At 9cm, I was already asking for anesthesia. I was still in control of myself. From what I remembered from Aidan, I thought it was already impossible to have anethesia at that time so I was kinda testing my OB on how to get rid of my pain. She calmly told me to wait and concentrate and they have called the anethesiologist. I was half believing her and half not believing her. I even told her that she was kidding me because I thought she was just killing time. But she still calmly told me to wait and just concentrate on my breathing as I kept on shouting. Doc, Doc, stop the pain, I want anethesia! Keep quiet please! (My pedia was giving instructions then.) I wanted a quiet room but they were buzzing all around me. I wanted to shout, to erase my pain but that didn’t work either! It was only the breathing that did it! The support I got from my HubbyBubbly helped me a lot. Actually, I wanted him to stop telling me to breathe because at that time, I was natatawa sa kanya. He was soo serious….I remembered the time when we were reciting our vows…It was the same feeling…natatawa talaga ako…But I was glad that he continued to support me because I know I would not have made it without him. His hands were already black and blue. My OB had to remove my hands from his but I reached for it again because it was my way of “transferring” the pain.

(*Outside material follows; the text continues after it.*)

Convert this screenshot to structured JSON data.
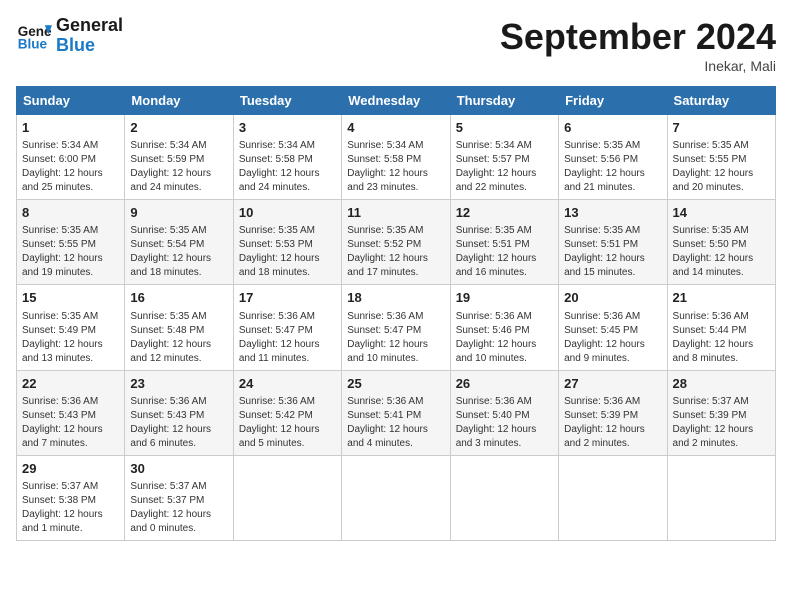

Where is that anesthesiologist?! Ok, Momma R, breathe slowly…when I tell you to push, push hard ok? We will count one to ten and then you’ll push! Push! I did it thrice! All those times, it really hurt but I gave my very best because I want it done quick! The pain was unbearable. I even saw how fast Dra LG’s was “cutting” me while JX was coming out. I didn’t feel the pain there because I think it was minimal compared to JX’s head coming out (I was told that I had local anesthesia for that procedure). The anesthesiologist was nowhere to be seen! It was only after that they told me that he was also giving anesthesia to someone who’ve asked for it earlier. Was it fortunate of me or what?
7.25pm - JX was seeing the DR of MMC! HubbyBubbly was already clicking his camera for JX’s photos of JX. The placenta was taken out and other “insides”. Cleaning and stitching was being done on Momma. Now, I can rest and sleep in peace…but I didn’t. I want to see my new baby…Joshua Xavier.

P.S. My OB gave me a new idea for my next baby (if we decide to have one more)…try water birth. Hmmm, that’s something to REALLY think about!